Les trois leaders de l’AES, déterminés à aller jusqu’au bout de leur vision / Photo : Reuters
Le Niger, le Burkina Faso et le Mali réunis au sein de l’Alliance des États du Sahel (AES) ont exclu samedi, lors de leur premier sommet à Niamey, la capitale nigérienne, toute idée de réintégrer la CEDEAO.
Les leaders des régimes militaires des trois pays ont donc fait savoir que leur décision de se retirer du bloc ouest-africain en janvier dernier, est irrévocable.
Ils ont également accusé la CEDEAO d’avoir failli à son mandat et se sont engagés à consolider leur union dans une Confédération des États du Sahel. La CEDEAO, vieille de près de 50 ans, est devenue « une menace pour nos États », a déclaré le président de la transition du Niger, le général Abdourahmane Tchiani.

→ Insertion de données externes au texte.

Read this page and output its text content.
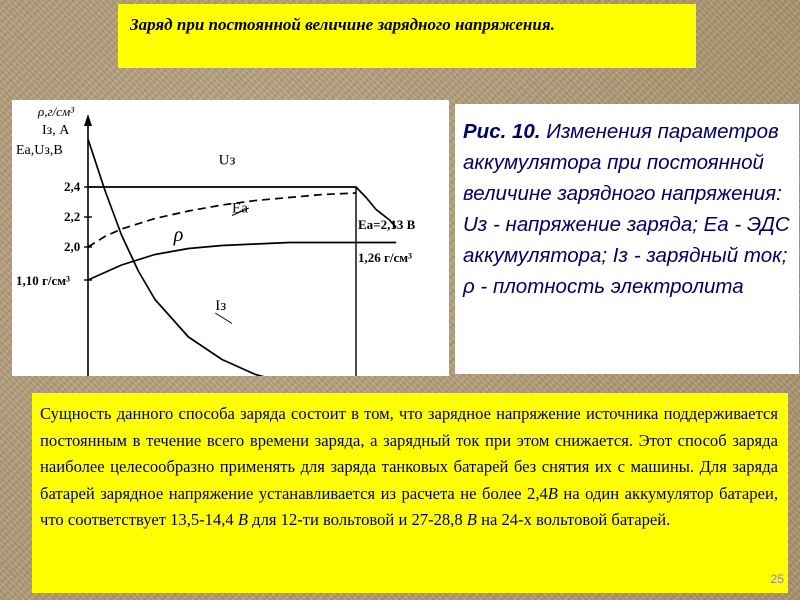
Заряд при постоянной величине зарядного напряжения.
ρ,г/см³
Iз, А
Eа,Uз,В
2,4
2,2
2,0
1,10 г/см³
Uз
Eа
ρ
Iз
Eа=2,13 В
1,26 г/см³
Рис. 10. Изменения параметров аккумулятора при постоянной величине зарядного напряжения:
Uз - напряжение заряда; Еа - ЭДС аккумулятора; Iз - зарядный ток;
ρ - плотность электролита
Сущность данного способа заряда состоит в том, что зарядное напряжение источника поддерживается постоянным в течение всего времени заряда, а зарядный ток при этом снижается. Этот способ заряда наиболее целесообразно применять для заряда танковых батарей без снятия их с машины. Для заряда батарей зарядное напряжение устанавливается из расчета не более 2,4В на один аккумулятор батареи, что соответствует 13,5-14,4 В для 12-ти вольтовой и 27-28,8 В на 24-х вольтовой батарей.
25
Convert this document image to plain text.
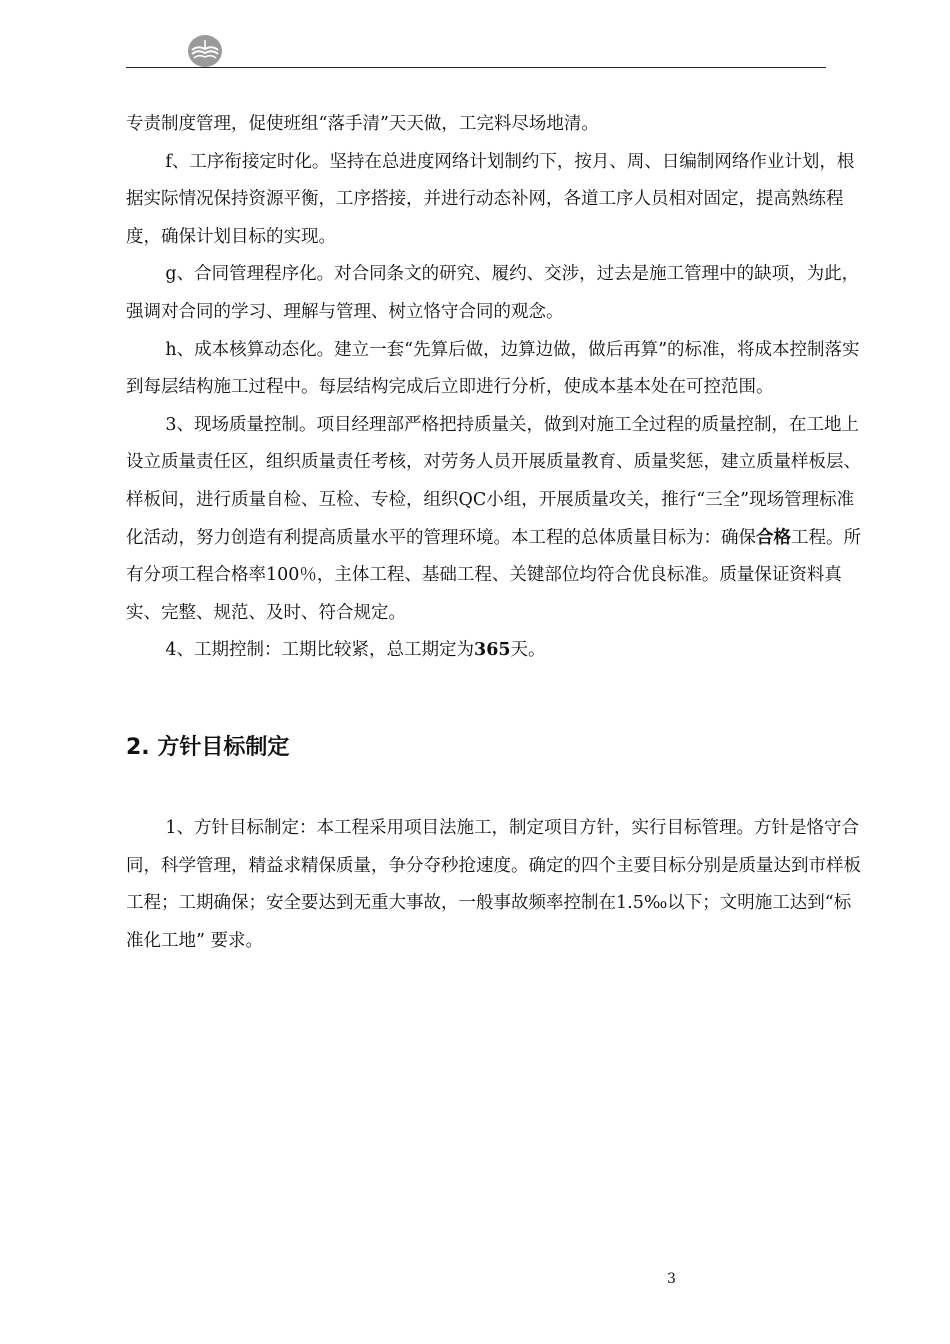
专责制度管理，促使班组“落手清”天天做，工完料尽场地清。

f、工序衔接定时化。坚持在总进度网络计划制约下，按月、周、日编制网络作业计划，根据实际情况保持资源平衡，工序搭接，并进行动态补网，各道工序人员相对固定，提高熟练程度，确保计划目标的实现。

g、合同管理程序化。对合同条文的研究、履约、交涉，过去是施工管理中的缺项，为此，强调对合同的学习、理解与管理、树立恪守合同的观念。

h、成本核算动态化。建立一套“先算后做，边算边做，做后再算”的标准，将成本控制落实到每层结构施工过程中。每层结构完成后立即进行分析，使成本基本处在可控范围。

3、现场质量控制。项目经理部严格把持质量关，做到对施工全过程的质量控制，在工地上设立质量责任区，组织质量责任考核，对劳务人员开展质量教育、质量奖惩，建立质量样板层、样板间，进行质量自检、互检、专检，组织QC小组，开展质量攻关，推行“三全”现场管理标准化活动，努力创造有利提高质量水平的管理环境。本工程的总体质量目标为：确保合格工程。所有分项工程合格率100％，主体工程、基础工程、关键部位均符合优良标准。质量保证资料真实、完整、规范、及时、符合规定。

4、工期控制：工期比较紧，总工期定为365天。

2. 方针目标制定

1、方针目标制定：本工程采用项目法施工，制定项目方针，实行目标管理。方针是恪守合同，科学管理，精益求精保质量，争分夺秒抢速度。确定的四个主要目标分别是质量达到市样板工程；工期确保；安全要达到无重大事故，一般事故频率控制在1.5‰以下；文明施工达到“标准化工地” 要求。

3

« Nous allons créer une AES des peuples, au lieu d’une CEDEAO dont les directives et les instructions sont dictées par des puissances étrangères à l’Afrique », a ajouté le général Tchiani.
La réunion des trois pays frontaliers s’est tenue à la veille d’un sommet de la CEDEAO au Nigeria, au cours duquel d’autres chefs d’État de la région se sont réunis.
Plusieurs analystes estiment que ces deux réunions témoignent de la profonde division de la CEDEAO, qui s’est imposée comme l’autorité politique suprême pour ses 15 États membres avant la décision sans précédent des trois pays de se retirer de l’union.
Malgré les efforts de la CEDEAO pour maintenir son unité, l’alliance entre les trois pays dirigés par des juntes militaires restera très probablement en dehors du bloc régional alors que les tensions continuent de croître.
« Les tentatives de médiation se poursuivront probablement, notamment sous l’égide de la nouvelle administration sénégalaise, mais elles ne porteront pas leurs fruits de sitôt », pense un analyste politique.
Formée en septembre de l’année dernière, l’Alliance des États du Sahel a été présentée par les trois pays comme un outil leur permettant de rechercher de nouveaux partenariats avec des pays tels que la Russie et de consolider leur indépendance vis-à-vis de l’ancien dirigeant colonial, la France, qu’ils accusent d’interférer avec la CEDEAO.
Lors de la réunion de Niamey, le président du Burkina Faso, le capitaine Ibrahim Traoré, a réaffirmé ces préoccupations et accusé les pays étrangers d’exploiter l’Afrique. « Les Occidentaux considèrent que nous leur appartenons et que nos richesses leur appartiennent aussi. Ils pensent que c’est à eux de continuer à nous dire ce qui est bon pour nos Etats. Cette époque est révolue à jamais ; nos ressources resteront pour nous et nos populations », a clamé le capitaine Ibrahim Traoré.
« L’attaque contre l’un d’entre nous sera une attaque contre tous les autres membres », a annoncé pour sa part, le président de la transition du Mali, le colonel Assimi Goïta.
Au cours d’une réunion des ministres régionaux jeudi, Omar Alieu Touray, le président de la Commission de la CEDEAO, a déclaré que l’organisation n’avait pas reçu « les bons signaux » concernant un éventuel retour des trois États, malgré la levée des sanctions liées au coup d’État qu’ils accusaient d’avoir provoqué leur départ.
« Assimi Goita a été nommée président de l’Alliance des États du Sahel pour un mandat d’un an », a révélé AES Info sur le réseau X.
Malgré cette intransigeance affichée par ces trois pays vis à vis de la CEDEAO, certains observateurs continuent de penser que leur volonté de se séparer de l’Union sous-régionale ne peut être définitive. C’est le cas de Fatou Diagne Senghor, défenseure gambienne des droits humains. Pour elle, cette décision n’est rien d’autre qu’une fuite en avant.
» C’est un acte très inquiétant pour les populations de ces pays qui va sans doute éloigner davantage ces trois pays d’un retour prochain à la démocratie électorale. Comme vous le savez depuis les putschs, ils n’ont fait que différer l’agenda électoral, mais aussi avec son lot de violations graves des droits humains. Vous avez vu ce qui se passe au Burkina ? Donc, je pense que c’est vraiment un agenda qui va davantage renforcer l’impunité et les violations des droits humains. Mais tout cela, c’est vraiment aussi pour leurrer « , a-t-elle confié au micro d’une radio internationale lors du sommet de la CEDEAO à Abuja, dimanche.